Compact Bionic Eye Device Based on Two-Degree-Of-Freedom Electromagnetically-Driven Rotating Mechanism

1. A compact bionic eye device based on a two-degree-of-freedom electromagnetically-driven rotating mechanism, being composed of a stator assembly and a rotor assembly, wherein the stator assembly comprises an outer spherical shell (2), stator cores (3), a stator connector (5), an angular displacement camera (6), a spherical hinge pressing block (9) and windings (10); and the rotor assembly comprises a camera (1), a rotor (4), a rotor connector (7), a spherical hinge (8) and a camera connector (11); four stator cores (3) are fixedly connected with the outer spherical shell (2) and uniformly distributed along the large circumference of the outer spherical shell (2); the stator connector (5) is located at the central position of the four stator cores (3) and used for connecting and fixing the four stator cores (3); the rotor connector (7), the spherical hinge (8) and the camera connector (11) form a transmission rod; the center of the spherical hinge (8) is concentric with the center of a central spherical surface of the rotor (4) and restrains the rotor assembly to rotate around a fixed-point, i.e., around the center of the central spherical surface of the rotor (4); the spherical hinge pressing block (9) and the stator connector (5) are arranged at both sides of spherical hinge (8), close to the camera and the rotor respectively; and in this way, a sphere pair is formed by the spherical hinge (8), the spherical hinge pressing block (9) and the stator connector (5).

2. The compact bionic eye device based on a two-degree-of-freedom electromagnetically-driven rotating mechanism according to claim 1, wherein the rotor (4) is of a quartered structure like a hemispherical shell; the section formed by each quadrant segment being cut by any plane with fixed axis is a sector ring; the fixed axis, in symmetry plane of a quadrant segment and its opposite one, is the only straight line parallel to the end-face circle of the rotor; a width of the sector ring of the section is 2d and d=dmax−ηdθ/θmax, wherein θ represents an included angle of a cutting surface and a symmetry surface, dmax represents half the width of the sector ring of the section when θ is equal to 0, θmax represents a maximum value of θ, and ηd is a constant that represents that the width of the sector ring of the section decreases with an increase of θ.

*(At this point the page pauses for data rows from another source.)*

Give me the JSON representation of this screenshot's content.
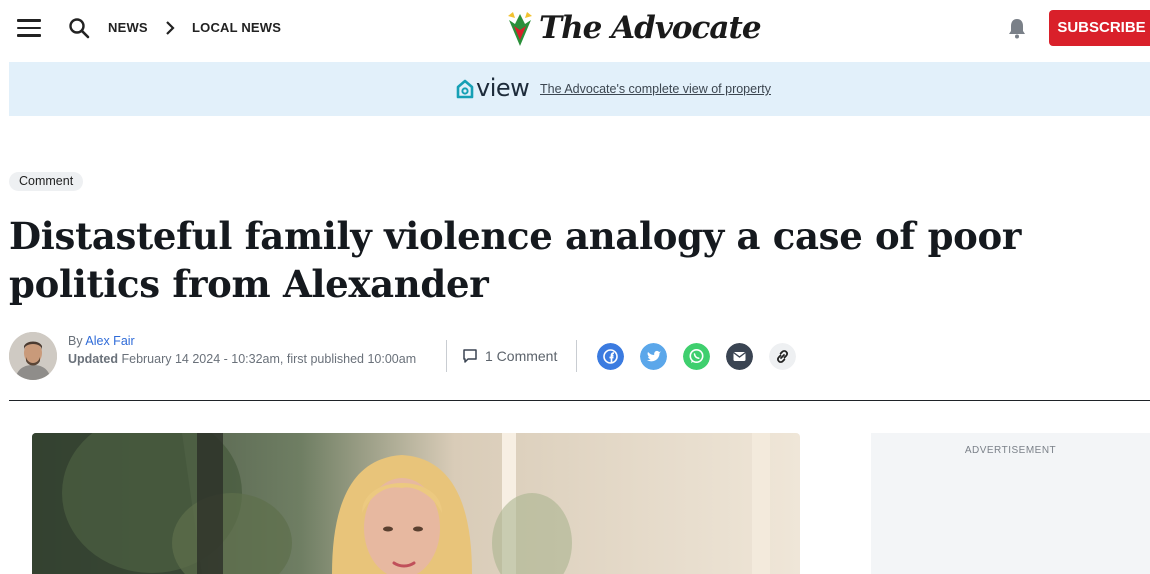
{
  "header": {
    "breadcrumb": [
      "NEWS",
      "LOCAL NEWS"
    ],
    "logo_text": "The Advocate",
    "subscribe_label": "SUBSCRIBE"
  },
  "banner": {
    "logo_word": "view",
    "link_text": "The Advocate's complete view of property"
  },
  "article": {
    "tag": "Comment",
    "headline": "Distasteful family violence analogy a case of poor politics from Alexander",
    "byline_prefix": "By",
    "author": "Alex Fair",
    "updated_label": "Updated",
    "updated_text": "February 14 2024 - 10:32am, first published 10:00am",
    "comments_label": "1 Comment",
    "share_icons": [
      "facebook-icon",
      "twitter-icon",
      "whatsapp-icon",
      "email-icon",
      "link-icon"
    ]
  },
  "sidebar": {
    "ad_label": "ADVERTISEMENT"
  },
  "colors": {
    "subscribe": "#d9202a",
    "banner_bg": "#e2f0fa",
    "facebook": "#3b7be0",
    "twitter": "#5ba7ea",
    "whatsapp": "#3fcf6e",
    "email": "#3a4452",
    "link_bg": "#eef0f2",
    "author_link": "#2f6bd8"
  }
}
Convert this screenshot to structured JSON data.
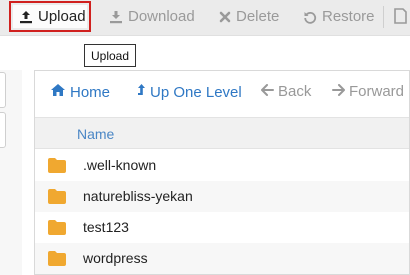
{
  "toolbar": {
    "upload_label": "Upload",
    "download_label": "Download",
    "delete_label": "Delete",
    "restore_label": "Restore"
  },
  "tooltip": {
    "text": "Upload"
  },
  "nav": {
    "home_label": "Home",
    "up_label": "Up One Level",
    "back_label": "Back",
    "forward_label": "Forward"
  },
  "table": {
    "column_name": "Name",
    "rows": [
      {
        "name": ".well-known",
        "icon": "folder-icon"
      },
      {
        "name": "naturebliss-yekan",
        "icon": "folder-icon"
      },
      {
        "name": "test123",
        "icon": "folder-icon"
      },
      {
        "name": "wordpress",
        "icon": "folder-icon"
      }
    ]
  },
  "colors": {
    "accent": "#2f78c4",
    "highlight_border": "#d0201e",
    "folder": "#f0a830",
    "disabled_text": "#9a9a9a"
  }
}
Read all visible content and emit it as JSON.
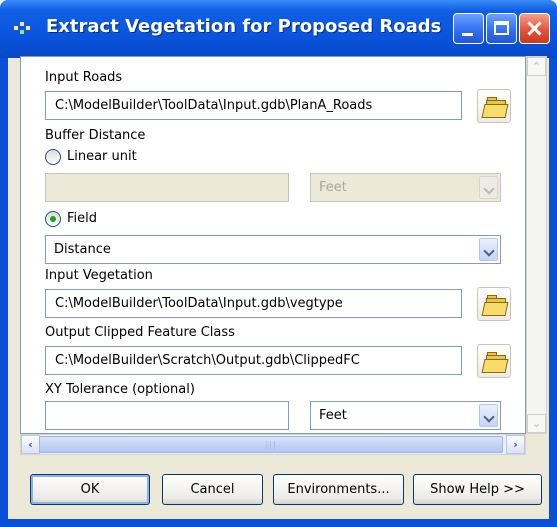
{
  "window": {
    "title": "Extract Vegetation for Proposed Roads"
  },
  "form": {
    "input_roads": {
      "label": "Input Roads",
      "value": "C:\\ModelBuilder\\ToolData\\Input.gdb\\PlanA_Roads"
    },
    "buffer_distance": {
      "label": "Buffer Distance",
      "linear_unit_label": "Linear unit",
      "linear_unit_value": "",
      "linear_unit_units": "Feet",
      "field_label": "Field",
      "field_value": "Distance",
      "selected": "field"
    },
    "input_vegetation": {
      "label": "Input Vegetation",
      "value": "C:\\ModelBuilder\\ToolData\\Input.gdb\\vegtype"
    },
    "output_feature_class": {
      "label": "Output Clipped Feature Class",
      "value": "C:\\ModelBuilder\\Scratch\\Output.gdb\\ClippedFC"
    },
    "xy_tolerance": {
      "label": "XY Tolerance (optional)",
      "value": "",
      "units": "Feet"
    }
  },
  "buttons": {
    "ok": "OK",
    "cancel": "Cancel",
    "environments": "Environments...",
    "show_help": "Show Help >>"
  },
  "icons": {
    "app": "toolbox-model-icon",
    "browse": "open-folder-icon",
    "minimize": "minimize-icon",
    "maximize": "maximize-icon",
    "close": "close-icon"
  },
  "colors": {
    "titlebar": "#0a55df",
    "dialog_bg": "#ece9d8",
    "close_button": "#e2553a",
    "radio_dot": "#21a121"
  }
}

3. The compact bionic eye device based on a two-degree-of-freedom electromagnetically-driven rotating mechanism according to claim 1, wherein the stator cores (3), the rotor (4) and the windings (10) form four double-gap electromagnets, each stator core (3) corresponds to one quadrant segment of the rotor (4), the surface of each stator pole is parallel to the surface of the rotor; and the stator cores (3) and the rotor (4) are both made from a magnetic material.

4. The compact bionic eye device based on a two-degree-of-freedom electromagnetically-driven rotating mechanism according to claim 1, wherein every two opposite electromagnets are used to drive the rotor assembly to do a one-degree-of-freedom motion; and by regulating a current of the four windings (10), the rotor assembly can be driven to do a two-degree-of-freedom motion including positive/negative pitching and positive/negative yawing, respectively.

5. The compact bionic eye device based on a two-degree-of-freedom electromagnetically-driven rotating mechanism according to claim 1, wherein the angular displacement camera (6) is used for acquiring a feature image of the bottom of the rotor; and the acquired image can be processed to calculate an actual rotating angle, namely a yawing angle and a pitching angle of the rotor assembly.

6. The compact bionic eye device based on a two-degree-of-freedom electromagnetically-driven rotating mechanism according to claim 1, wherein the compact bionic eye device can be combined with a close-loop controller to control angle of the rotor assembly; based on difference between an actual angle and a specified one, a regulation value of the current of each winding (10) is calculated, so that the current of the windings (10) is regulated to drive the rotor assembly, and the actual angle tends to the specified one.